The ministry is growing ever-larger, and they hope to add another meal each week.

The Taekwondo ministry is a twice-weekly class for 300 children in Chuisajcaba I and II. This year, the students went to the National Championship Competition. Next year they are hoping to participate in the opening ceremony.

“It gives hope and dreams beyond food,” Rhyee explained—something important for the people if they are to have a future.

The medical ministry involves two efforts: the Bethesda Medical Clinic (with a full-time doctor and dentist) and mobile clinics to remote areas with a volunteer doctor and dentists. They also offer scholarships for medical students.

In July, South Carolina Bishop Jonathan Holston is planning to go dedicate the center.
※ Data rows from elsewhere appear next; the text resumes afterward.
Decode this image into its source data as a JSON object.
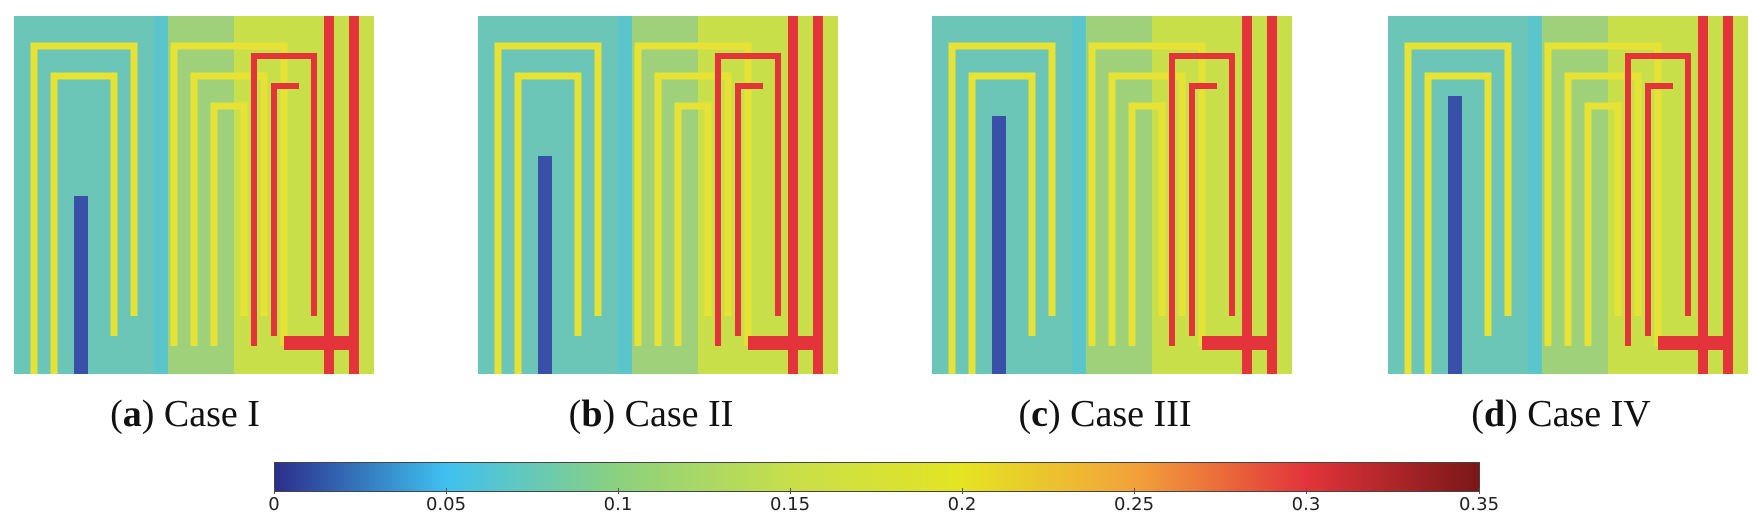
{
  "colors": {
    "dark_blue": "#2b2e8c",
    "cyan": "#3fc1f0",
    "mid": "#8cd17e",
    "green_yellow": "#c8df4a",
    "yellow": "#e4e422",
    "orange": "#f2a23a",
    "red": "#e2343a",
    "dark_red": "#7a1718"
  },
  "panels": [
    {
      "label": "a",
      "text": " Case I"
    },
    {
      "label": "b",
      "text": " Case II"
    },
    {
      "label": "c",
      "text": " Case III"
    },
    {
      "label": "d",
      "text": " Case IV"
    }
  ],
  "colorbar": {
    "min": 0,
    "max": 0.35,
    "ticks": [
      "0",
      "0.05",
      "0.1",
      "0.15",
      "0.2",
      "0.25",
      "0.3",
      "0.35"
    ]
  }
}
Jamieson said Healing Guatemala is an important ministry that truly makes a difference.

“Especially in South Carolina, where we have so much obesity we have to do a hula hoop challenge, it’s hard for us to imagine (food scarcity),” Jamieson said.

But it exists in a big way there, and Rhyee and his organization are doing their best to address the problem.

Rhyee asked all to be sure to pray for their mission. Other needs include mission teams, medicine, medical equipment, scholarships, constriction teams and funds.